- Laureate ended a week-long hunger strike on Sunday to protest his detention.
- She was arrested in December for reporting the death of lawyer Khosrow Alikordi.
- His sentence includes prison, internal exile and a two-year travel ban.
Iranian activist and Nobel Peace Prize winner Narges Mohammadi, who has been repeatedly jailed during her three-decade campaign for women’s rights, was sentenced to a new prison term of seven and a half years, a group supporting her said on Sunday.
Mohammadi, 53, was on a week-long hunger strike that ended Sunday, the Narges Foundation said in a statement. He said Mohammadi told his lawyer, Mostafa Nili, in a phone call Sunday from prison that he had received his sentence on Saturday.
The Iranian Foreign Ministry did not immediately respond to a request for comment.
Tehran renewed a crackdown on dissent during nearly three weeks of anti-government protests that began in late December.
Mohammadi was arrested on December 12 after reporting the suspicious death of lawyer Khosrow Alikordi.

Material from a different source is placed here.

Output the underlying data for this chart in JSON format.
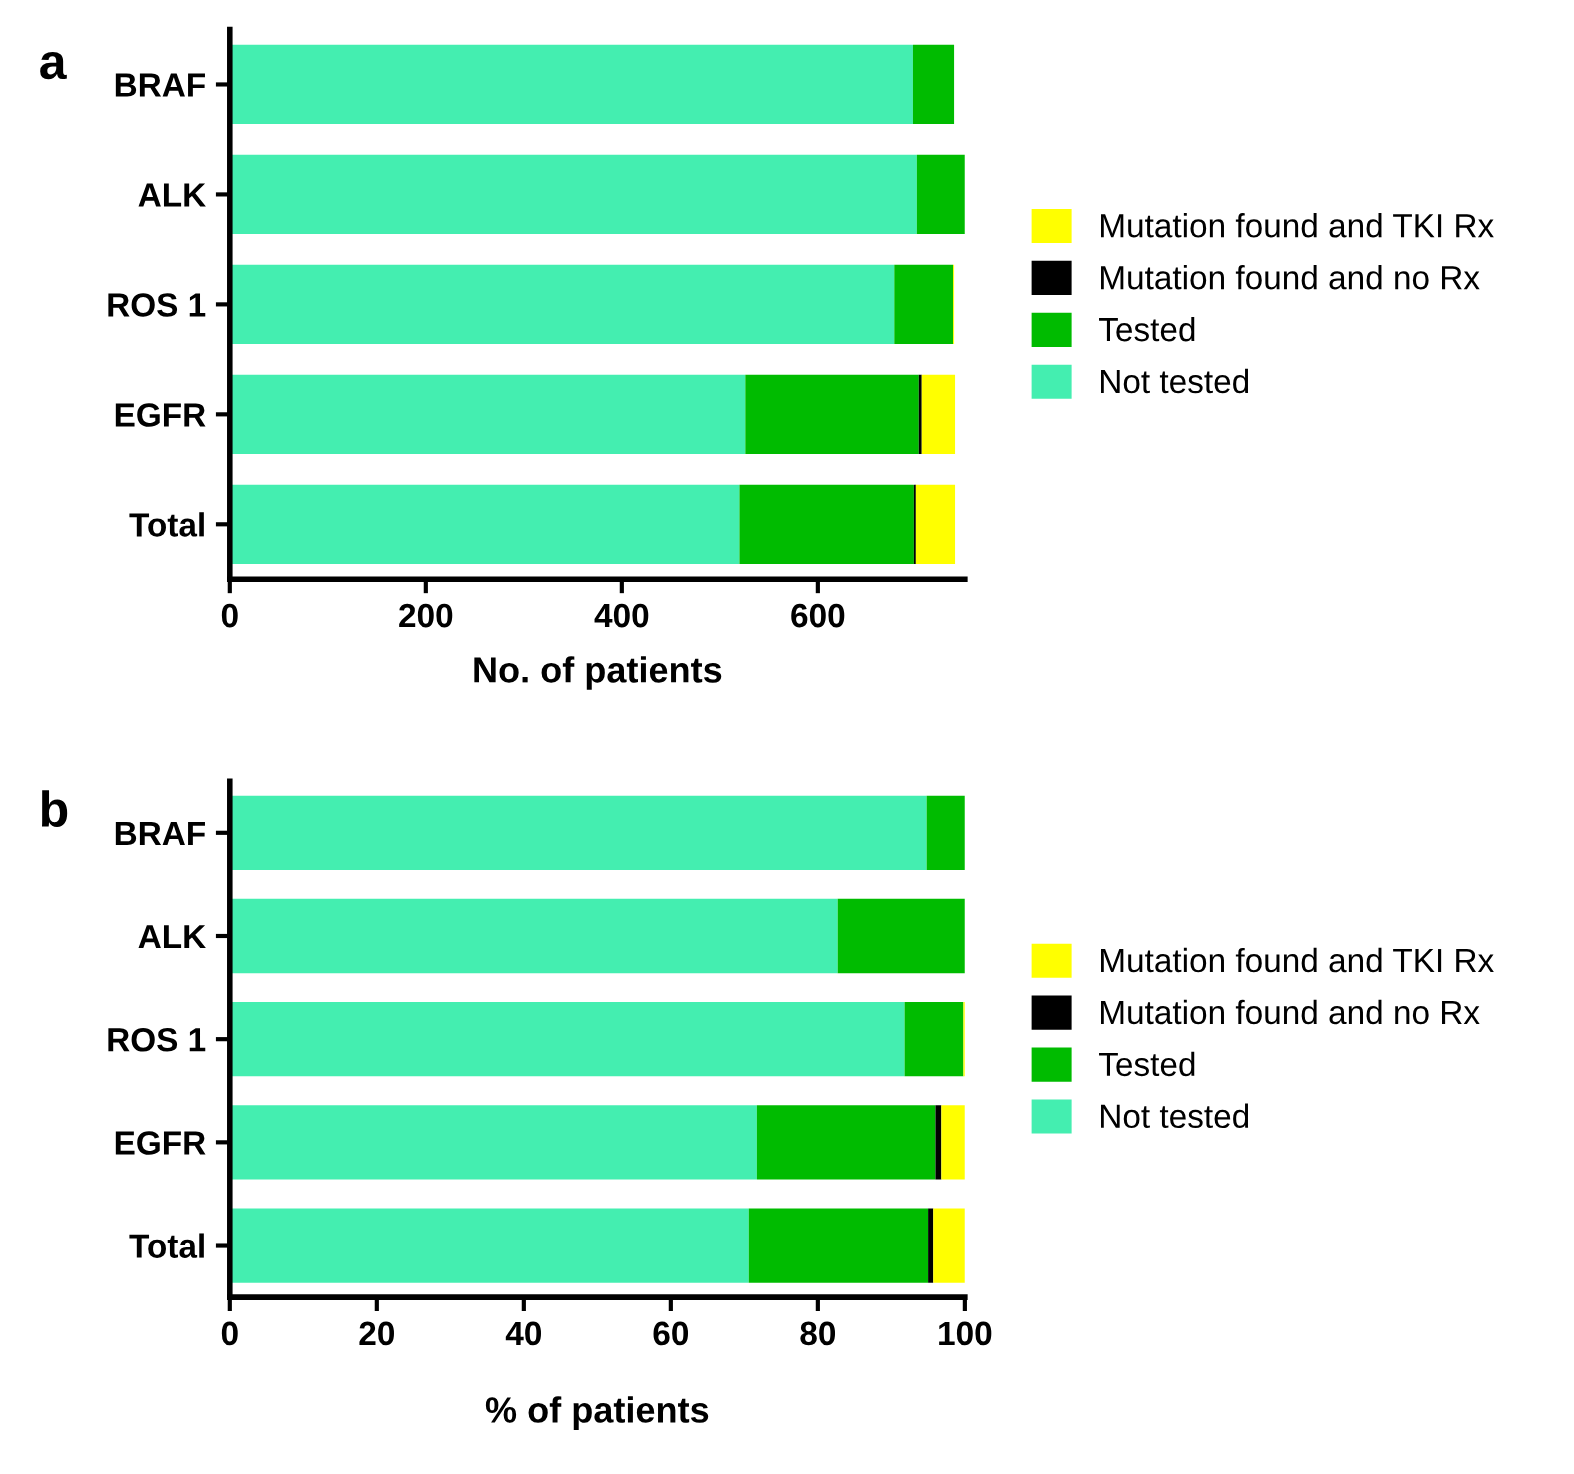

Prosecutor Hasan Hematifar told reporters that she made provocative comments at the Alikordi memorial ceremony in the northeastern city of Mashhad and encouraged those present to “chant slogans that violated the rules” and “disturb the peace.”
Mohammadi is being held in a detention center in Mashhad.
“After weeks of absolute isolation and complete communication shutdown, he was finally able to describe his situation in a brief phone call with his attorney,” the foundation said.
His sentence includes six years in prison per meeting.
and collusion against national security and a year and a half for propaganda against the government. She was also punished with two years of internal exile in the city of Khusf and a two-year travel ban.
Mohammadi won the 2023 Nobel Peace Prize while in prison for her campaign to promote women’s rights and abolish the death penalty in Iran.